Kurumsal Risk Yönetimi

 

Geç kaldığımız bir toplantı için karşıdan karşıya geçerken, sevdiğimiz pastadan bir dilim daha yerken risk yönetimi hayatımızda. Peki ya kurumlarımız?

Risk kelimesi (son yıllarda değişmeden önce Türkçede riziko olarak kullanılıyordu) etimoloji sözlüklerine göre insanoğlunun hayatına yunan mitolojisi ile birlikte girmiş hemen hemen aynı söylemiyle İngilizce dışında, İspanyolcada, Fransızcada, ve İtalyancada kendine yer bulmuştur. Risk kelimesi ilk kez 16. yüzyılda (1507) Almancada iş dünyası ile ilişkilendiriliyor ve “ekonomik başarı için cesaret etmek” anlamında kullanılıyor.

Internet’teki bir tanıma göre, risk, “zarar veya kayıp durumuna yol açabilecek bir olayın ortaya çıkma olasılığı anlamına geliyor.” Günümüzde risk kelimesi hemen her alanda karşımıza çıkıyor. Özellikle finans sektöründe risk kelimesi piyasa, kredi ve aktif-pasif yönetimi ile ilişkilendirilirken, hemen tüm büyük kurumlar için Basel II ile birlikte operasyonel riskler göz önüne çıkmaya başladı. Kurumsal risk yönetim çerçevesi COSO’ya göre kurumsal risk yönetimi “bir kuruluşun yönetim kurulu, yöneticileri ve diğer çalışanları tarafından icra edilen, şirket çapında strateji belirlenmesinde uygulanan, kurumu etkileyelebilecek potansiyel olayların belirlenmesi ve risk alma isteği seviyesindeki risklerin yönetilmesi için tasarlanmış, kurumun hedeflerinin gerçekleştirilmesi için makul güvence sağlayan sistematik bir süreçtir.”

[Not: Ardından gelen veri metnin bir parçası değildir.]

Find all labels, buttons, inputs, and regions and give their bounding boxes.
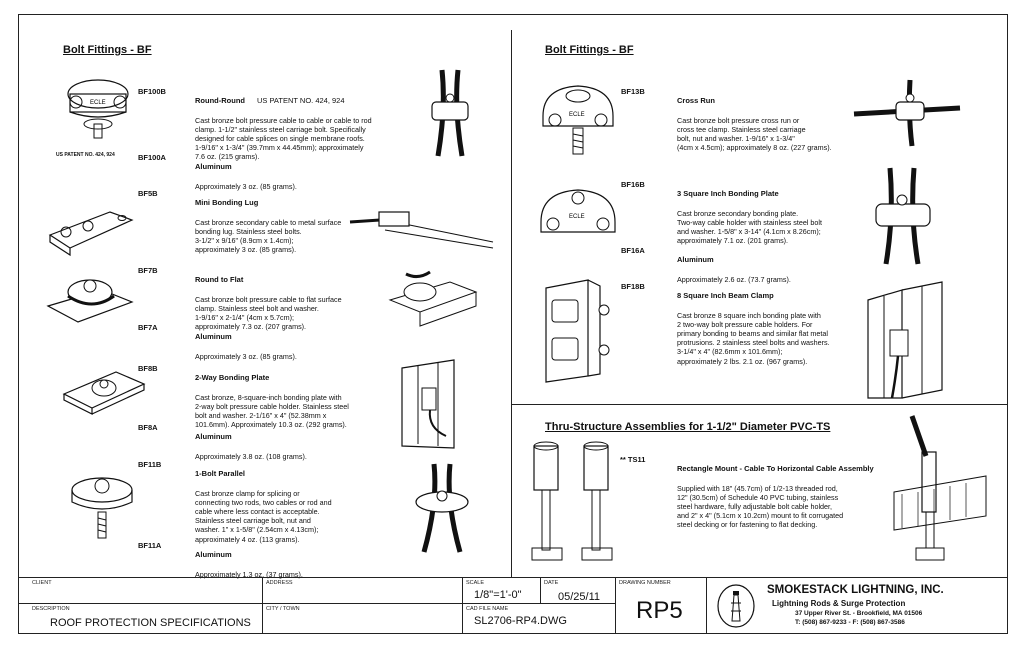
code-bf11a: BF11A (138, 541, 162, 550)
date-value: 05/25/11 (558, 591, 601, 603)
desc-ts11 (677, 455, 887, 539)
bf16b-cable-illustration (868, 166, 938, 266)
title-bf100a: Aluminum (195, 162, 232, 172)
code-bf8b: BF8B (138, 364, 158, 373)
title-bf16a: Aluminum (677, 255, 714, 265)
desc-bf13b (677, 87, 857, 162)
tb-divider-1 (262, 577, 263, 634)
bf16b-illustration (535, 178, 621, 242)
desc-bf18b (677, 282, 862, 375)
code-bf16b: BF16B (621, 180, 645, 189)
body-bf5b: Cast bronze secondary cable to metal surface bonding lug. Stainless steel bolts. 3-1/2" x 9/16" (8.9cm x 1.4cm); approximately 3 oz. (85 grams). (195, 217, 342, 255)
title-bf5b: Mini Bonding Lug (195, 198, 259, 208)
tb-divider-5 (706, 577, 707, 634)
cad-value: SL2706-RP4.DWG (474, 615, 567, 627)
code-bf13b: BF13B (621, 87, 645, 96)
bf7b-illustration (42, 272, 138, 332)
bf13b-illustration (535, 76, 621, 160)
desc-bf11b (195, 460, 405, 553)
title-bf7a: Aluminum (195, 332, 232, 342)
bf5b-illustration (40, 200, 140, 260)
drawing-number: RP5 (636, 597, 683, 624)
title-bf8a: Aluminum (195, 432, 232, 442)
body-bf16a: Approximately 2.6 oz. (73.7 grams). (677, 274, 791, 284)
bf13b-cable-illustration (852, 78, 962, 148)
date-label: DATE (544, 580, 559, 586)
body-bf7b: Cast bronze bolt pressure cable to flat surface clamp. Stainless steel bolt and washer. 1-9/16" x 2-1/4" (4cm x 5.7cm); approximately 7.3 oz. (207 grams). (195, 294, 342, 332)
right-heading: Bolt Fittings - BF (545, 44, 634, 56)
body-bf100a: Approximately 3 oz. (85 grams). (195, 181, 297, 191)
company-address: 37 Upper River St. - Brookfield, MA 01506 (795, 610, 923, 617)
code-bf5b: BF5B (138, 189, 158, 198)
code-bf18b: BF18B (621, 282, 645, 291)
title-bf11a: Aluminum (195, 550, 232, 560)
assembly-heading: Thru-Structure Assemblies for 1-1/2" Diameter PVC-TS (545, 421, 831, 433)
drawing-number-label: DRAWING NUMBER (619, 580, 671, 586)
code-bf100a: BF100A (138, 153, 166, 162)
body-ts11: Supplied with 18" (45.7cm) of 1/2-13 threaded rod, 12" (30.5cm) of Schedule 40 PVC tubing, stainless steel hardware, fully adjustable bolt cable holder, and 2" x 4" (5.1cm x 10.2cm) mount to fit corrugated steel decking or for fastening to flat decking. (677, 483, 844, 530)
left-heading: Bolt Fittings - BF (63, 44, 152, 56)
title-ts11: Rectangle Mount - Cable To Horizontal Cable Assembly (677, 464, 874, 474)
tb-divider-3 (540, 577, 541, 603)
description-value: ROOF PROTECTION SPECIFICATIONS (50, 617, 251, 629)
company-name: SMOKESTACK LIGHTNING, INC. (767, 584, 944, 596)
code-bf8a: BF8A (138, 423, 158, 432)
code-bf7b: BF7B (138, 266, 158, 275)
lighthouse-logo (716, 583, 756, 629)
body-bf13b: Cast bronze bolt pressure cross run or cross tee clamp. Stainless steel carriage bolt, nut and washer. 1-9/16" x 1-3/4" (4cm x 4.5cm); approximately 8 oz. (227 grams). (677, 115, 832, 153)
right-section-divider (511, 404, 1008, 405)
title-bf11b: 1-Bolt Parallel (195, 469, 246, 479)
body-bf11a: Approximately 1.3 oz. (37 grams). (195, 569, 303, 579)
bf100b-illustration (58, 72, 138, 142)
tb-divider-4 (615, 577, 616, 634)
code-bf100b: BF100B (138, 87, 166, 96)
bf100b-cable-illustration (420, 68, 480, 158)
code-ts11: ** TS11 (620, 455, 646, 464)
patent-note: US PATENT NO. 424, 924 (56, 152, 115, 158)
company-tagline: Lightning Rods & Surge Protection (772, 599, 906, 608)
client-label: CLIENT (32, 580, 52, 586)
patent-bf100b: US PATENT NO. 424, 924 (256, 96, 345, 106)
description-label: DESCRIPTION (32, 606, 70, 612)
ts11-components-illustration (520, 436, 630, 570)
body-bf8b: Cast bronze, 8-square-inch bonding plate with 2-way bolt pressure cable holder. Stainless steel bolt and washer. 2-1/16" x 4" (52.38mm x 101.6mm). Approximately 10.3 oz. (292 grams). (195, 392, 349, 430)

Risk kavramı, yönetim sistemleri içinde de yer almaktadır. Bilgi güvenliği dışında şikayetten çevreye hemen her dalda karşımıza çıkarken, tek istisna gibi gözüken kalite (ISO 9000) standardı da son değişikliklerle yatında risk tabanlı olacak. Risk yönetiminin en önemli yararları arasında ilgili kararların daha iyi bilgilerle verilebilmesi, üst yönetimde fikir birliği sağlaması, yönetim mekanizmasının daha iyi işlemesini sağlaması ve riskin rekabetçi bir araç olarak kullanılması sayılabilir.

Bilgi güvenliği yönetim sistemi ve ISO 27001 dünyasında da risk yönetimi mecburidir. Risk yönetimi iki önemli aşamadan oluşur. Mevcut durumun incelenmesi ve bilgi varlıklarının gizlilik, bütünlük ve kullanılabilirlik bileşenlerine karşı zarar verebilecek tehditlerin belirlenmesi ve bu tehditlerin kullanabilecekleri zayıf noktaların ortaya listelenmesinden oluşan risk keşfi birinci aşamadır. İkinci aşamada risk alma isteğine bağlı olarak risk tedavisi yer alır. Risk tedavisi içinde dört farklı seçenek yer alır. Riskten kaçınma, riske neden olan tehdidin ortadan kaldırılarak riskin tümüyle ortadan kaldırılmasıdır. Riski azaltma, ilgili tehdidin ortaya çıkma olasılığını ve/veya ortaya çıkması durumunda kuruma olan olumsuz etkisinin azaltılmasıdır. Riski transfer etme, dış kaynak kullanımı ya da sigortalama gibi yöntemlerle ilgili riskin sorumluluğunu bir başkasına devretme anlamına gelmektedir.

Gerçek risk, ya da teknik kullanımı ile kalan risk, varlığın ve ortamın kendisinden kaynaklanan yapısal risk üzerine risk tedavi seçeneklerinin uygulanmasından geride kalan anlamına gelmektedir. Yapısal risk ise, söz konusu riskin gerçekleşme olasılığı ve olasılıktan bağımsız her bir ortaya çıkışında kuruma vereceği zarar ile hesaplanabilir.

Her kurum için risk keşif ve tedavi yöntemleri farklılıklar gösterebilir. Önemli olan kurum kültürüne, boyutuna, çalışanlarına, sektörüne ve önem verdiği değerlere uygun bir yapının kurulmasıdır. Doğru şekilde yaratılacak risk yönetim metodolojisi kurumun ihtiyaçlarına çabuk ve doğru cevaplar verirken, bu amaçla harcanacak zaman ve kaynakların verimli kullanımını sağlayacaktır.